Я скромно выложил на стол две оставшиеся карты, дядя Жора присвистнул и закряхтел, признавая свое поражение.
– Во дает, племянничек, – кряхтел дядя Жора, разглядывая карты. – Во дает!..
Он думал, я буду с ним шуточки шутить! Ха-ха! Если бы мы играли на деньги, я бы выиграл рубля три, не меньше.
Отец бросил карты и махнул рукой на свое поражение:
– Пойду прилягу. Ну его к черту, этого Гвозлика! И докторскую туда же!
Считалось, что аспирант – это шаг к докторской диссертации: своя научная школа, ученики и все такое прочее. Три аспиранта защищают свои кандидатские, руководитель – докторскую.
– Если он уедет на Колыму, я не загорюю.
– Н-да, – задумался дядя Жора, засовывая карты в кожаный чехольчик.– Не нравится мне все это. Давно не нравится…
Мы слышали, как отец выпил на кухне валерьянки и пошел к себе в комнату.

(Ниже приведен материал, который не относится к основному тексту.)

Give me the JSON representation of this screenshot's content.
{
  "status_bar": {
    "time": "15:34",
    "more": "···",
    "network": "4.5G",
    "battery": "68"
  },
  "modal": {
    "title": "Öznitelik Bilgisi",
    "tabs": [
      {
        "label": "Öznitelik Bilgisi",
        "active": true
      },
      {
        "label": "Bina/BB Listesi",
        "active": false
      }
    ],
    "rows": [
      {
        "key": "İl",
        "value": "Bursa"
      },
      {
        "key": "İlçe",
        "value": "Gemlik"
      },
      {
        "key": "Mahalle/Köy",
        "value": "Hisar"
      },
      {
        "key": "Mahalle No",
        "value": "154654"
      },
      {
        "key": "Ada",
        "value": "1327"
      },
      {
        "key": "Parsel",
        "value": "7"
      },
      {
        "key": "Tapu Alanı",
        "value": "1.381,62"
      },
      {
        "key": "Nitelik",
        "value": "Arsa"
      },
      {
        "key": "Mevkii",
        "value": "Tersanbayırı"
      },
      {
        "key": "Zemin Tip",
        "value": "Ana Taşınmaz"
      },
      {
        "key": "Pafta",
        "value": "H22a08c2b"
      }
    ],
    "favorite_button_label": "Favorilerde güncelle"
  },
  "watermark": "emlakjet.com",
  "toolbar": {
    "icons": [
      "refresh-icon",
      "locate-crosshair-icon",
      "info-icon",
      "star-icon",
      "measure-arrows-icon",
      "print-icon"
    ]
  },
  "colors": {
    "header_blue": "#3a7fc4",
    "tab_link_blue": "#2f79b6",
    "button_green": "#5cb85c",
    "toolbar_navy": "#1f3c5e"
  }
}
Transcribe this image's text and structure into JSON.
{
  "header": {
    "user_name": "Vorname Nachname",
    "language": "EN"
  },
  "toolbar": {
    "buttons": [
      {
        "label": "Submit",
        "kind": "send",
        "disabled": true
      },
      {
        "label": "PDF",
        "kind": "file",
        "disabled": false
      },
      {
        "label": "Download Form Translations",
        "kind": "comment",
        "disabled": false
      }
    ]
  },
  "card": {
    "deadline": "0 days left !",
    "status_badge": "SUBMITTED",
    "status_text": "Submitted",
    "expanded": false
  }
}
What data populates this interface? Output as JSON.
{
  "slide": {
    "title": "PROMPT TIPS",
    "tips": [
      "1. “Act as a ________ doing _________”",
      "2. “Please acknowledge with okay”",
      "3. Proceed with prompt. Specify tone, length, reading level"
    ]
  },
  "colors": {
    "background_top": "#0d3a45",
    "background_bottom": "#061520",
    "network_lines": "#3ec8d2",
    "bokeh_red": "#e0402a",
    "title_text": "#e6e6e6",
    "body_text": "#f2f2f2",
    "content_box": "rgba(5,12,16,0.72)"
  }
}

– Ты вот что, племянничек, – наклонился ко мне дядя Жора, – раздобудь адрес этого Гвозлика. Отца надо спасать!
Я кивнул.
– А как вы будете спасать? – шепотом спросил я.
– Что-нибудь придумаем, – пообещал дядя Жора, сверкнув глазами. – Может, и ты пригодишься.
– С удовольствием!
Адрес я взял из большой записной книжки отца, лежавшей дома у телефона. Гвозлик был записан нервным торопливым почерком после «Газ (заправка баллонов)», «Гуси – продажа», «Гузман И. А. – лодочная станция» и прочих хозяйственно-бытовых записей.
– Так-так, – сказал дядя Жора, пряча адрес в карман. – Теперь следи за ситуацией. Если узнаешь, что он опять в загуле или на похоронах, тут же звони. И принеси мне общую кафедральную фотографию на один день. А то по ошибке не того…
Мы стояли в вестибюле метро «Нарвская», и дядька покрутил головой, словно опасался, что нас подслушают.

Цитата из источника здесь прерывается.